いつも寝てるベッドよりもずっと高級なはずだが、かえってそれが眠りを妨げたのかもしれない。
「……おはよ。」
「おはよう、セプテム。早いね。」
「まぁ……いつもこんなもんよ。つーか、あんたたちも似たようなもんじゃない。」
セプテムの言葉通り、サンナとアベリアも既に起床していた。
「これで、そいつも起きてたら優秀なパーティーって褒めていたところね。」
豪快にいびきをかいているジギタリスを指さした。
「まぁ……昨日は大変だったから……。」
寝かせといてあげよう、と言う前に――。
「起きろ。」
セプテムがジギタリスに触れた。
「うぎゃおっ!?なんだぁっ!?」
奇妙な叫び声とともにジギタリスは飛び起きた。
きっと、雷でも流されたんだろう。
「っだぁー!殺す気か!?」
「大分加減してやったんだから、死ぬわけないでしょ。」
「おう!それもそうか……ってそういう意味じゃねー!!」
朝から元気だなぁ……でも、険悪であるよりはずっといい。
「おはよう!起きたかしら!?」
バーン!!!
とドアが開かれた。
「徹夜で準備をしたわ。支度が済み次第出発してちょうだい!」
ノウェム登場。
目の下には隈があり、仕事を頑張っていたことが窺える。
「はぁ……朝食はどちらで?」
「こっちよ!ついて来て。」
澄んだ空気を深呼吸し、頭をすっきりさせてからノウェムの後に続いて部屋を出る。
窓から見える外の景色は荒廃としており、夜中にあった魔物襲撃の事件が現実であったことを改めて実感する。

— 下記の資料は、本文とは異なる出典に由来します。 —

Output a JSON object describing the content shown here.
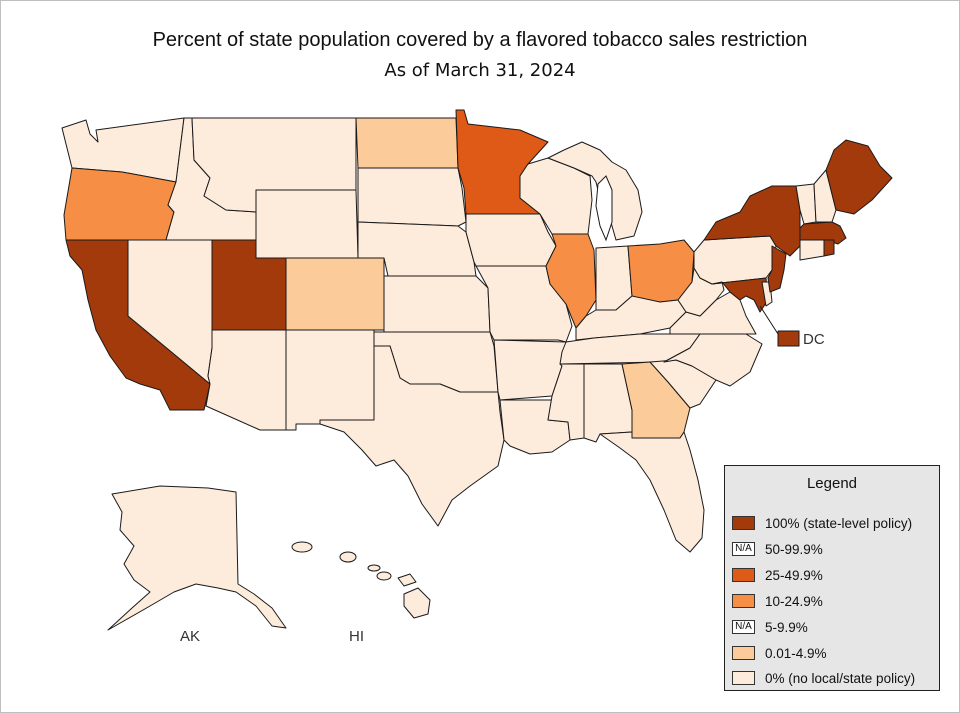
{
  "title": "Percent of state population covered by a flavored tobacco sales restriction",
  "subtitle": "As of March 31, 2024",
  "colors": {
    "c100": "#a33a0c",
    "c25": "#e05a17",
    "c10": "#f68f45",
    "c001": "#fbcb99",
    "c0": "#fdebdc"
  },
  "map_labels": {
    "dc": "DC",
    "ak": "AK",
    "hi": "HI"
  },
  "legend": {
    "title": "Legend",
    "items": [
      {
        "label": "100% (state-level policy)",
        "color": "#a33a0c",
        "swatch_text": ""
      },
      {
        "label": "50-99.9%",
        "color": "#ffffff",
        "swatch_text": "N/A"
      },
      {
        "label": "25-49.9%",
        "color": "#e05a17",
        "swatch_text": ""
      },
      {
        "label": "10-24.9%",
        "color": "#f68f45",
        "swatch_text": ""
      },
      {
        "label": "5-9.9%",
        "color": "#ffffff",
        "swatch_text": "N/A"
      },
      {
        "label": "0.01-4.9%",
        "color": "#fbcb99",
        "swatch_text": ""
      },
      {
        "label": "0% (no local/state policy)",
        "color": "#fdebdc",
        "swatch_text": ""
      }
    ]
  },
  "states": [
    {
      "name": "Washington",
      "cat": "c0"
    },
    {
      "name": "Oregon",
      "cat": "c10"
    },
    {
      "name": "California",
      "cat": "c100"
    },
    {
      "name": "Nevada",
      "cat": "c0"
    },
    {
      "name": "Idaho",
      "cat": "c0"
    },
    {
      "name": "Montana",
      "cat": "c0"
    },
    {
      "name": "Wyoming",
      "cat": "c0"
    },
    {
      "name": "Utah",
      "cat": "c100"
    },
    {
      "name": "Arizona",
      "cat": "c0"
    },
    {
      "name": "Colorado",
      "cat": "c001"
    },
    {
      "name": "New Mexico",
      "cat": "c0"
    },
    {
      "name": "North Dakota",
      "cat": "c001"
    },
    {
      "name": "South Dakota",
      "cat": "c0"
    },
    {
      "name": "Nebraska",
      "cat": "c0"
    },
    {
      "name": "Kansas",
      "cat": "c0"
    },
    {
      "name": "Oklahoma",
      "cat": "c0"
    },
    {
      "name": "Texas",
      "cat": "c0"
    },
    {
      "name": "Minnesota",
      "cat": "c25"
    },
    {
      "name": "Iowa",
      "cat": "c0"
    },
    {
      "name": "Missouri",
      "cat": "c0"
    },
    {
      "name": "Arkansas",
      "cat": "c0"
    },
    {
      "name": "Louisiana",
      "cat": "c0"
    },
    {
      "name": "Wisconsin",
      "cat": "c0"
    },
    {
      "name": "Illinois",
      "cat": "c10"
    },
    {
      "name": "Michigan",
      "cat": "c0"
    },
    {
      "name": "Indiana",
      "cat": "c0"
    },
    {
      "name": "Ohio",
      "cat": "c10"
    },
    {
      "name": "Kentucky",
      "cat": "c0"
    },
    {
      "name": "Tennessee",
      "cat": "c0"
    },
    {
      "name": "Mississippi",
      "cat": "c0"
    },
    {
      "name": "Alabama",
      "cat": "c0"
    },
    {
      "name": "Georgia",
      "cat": "c001"
    },
    {
      "name": "Florida",
      "cat": "c0"
    },
    {
      "name": "South Carolina",
      "cat": "c0"
    },
    {
      "name": "North Carolina",
      "cat": "c0"
    },
    {
      "name": "Virginia",
      "cat": "c0"
    },
    {
      "name": "West Virginia",
      "cat": "c0"
    },
    {
      "name": "Pennsylvania",
      "cat": "c0"
    },
    {
      "name": "New York",
      "cat": "c100"
    },
    {
      "name": "New Jersey",
      "cat": "c100"
    },
    {
      "name": "Maryland",
      "cat": "c100"
    },
    {
      "name": "Delaware",
      "cat": "c0"
    },
    {
      "name": "Vermont",
      "cat": "c0"
    },
    {
      "name": "New Hampshire",
      "cat": "c0"
    },
    {
      "name": "Maine",
      "cat": "c100"
    },
    {
      "name": "Massachusetts",
      "cat": "c100"
    },
    {
      "name": "Rhode Island",
      "cat": "c100"
    },
    {
      "name": "Connecticut",
      "cat": "c0"
    },
    {
      "name": "District of Columbia",
      "cat": "c100"
    },
    {
      "name": "Alaska",
      "cat": "c0"
    },
    {
      "name": "Hawaii",
      "cat": "c0"
    }
  ]
}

「ここよ。食料を町に配ることになったから、いつもよりも質素だけれど許してね。」
テーブルには豪華な食事が置かれていた。
質素……?
「……なんか格差を感じるわね、この朝食。」
「……ええ。本当に。」
――美味しい。
サンナとセプテムは文句を言いながらも、味わって食べているのが分かった。
「それで、インペリウム帝国に向かう話ですけど……。」
アベリアがノウェムに話しかけ、ノウェムはリスのように頬張っていた料理を急いで飲み込んだ。
「……観光客という設定で潜入してもらうわ。レグヌム方面から来ただけで、昨日はレグヌムにいなかった。今朝来てみたら観光どころではなかったので、先に帝国に来ることになった。という設定よ。」
「どれくらい調査していれば?」
「そうね……三日ほどかしら。帝国はルールとかに厳しいの。深く踏み込み過ぎるのは、観光客といえど危険よ。だから、三日経ったら、成果に関わらず帰ってくるように。」
「――はい。」
朝食後――。
衣服や武器を全て新調していただき、姫様から大量のお金が入った袋を受け取った。
「私がしてあげられるのはここまで。頼んだわよ。」
「はい。ここまでしていただいて恐縮です。」
これで準備は万全だ。
大きく息を吐いて、リラックスするよう自分に語りかける。
これから、完全に未知なる場所に行く。国が違えば、常識が変わる。
これまでの経験とは、また違った困難があることだろう。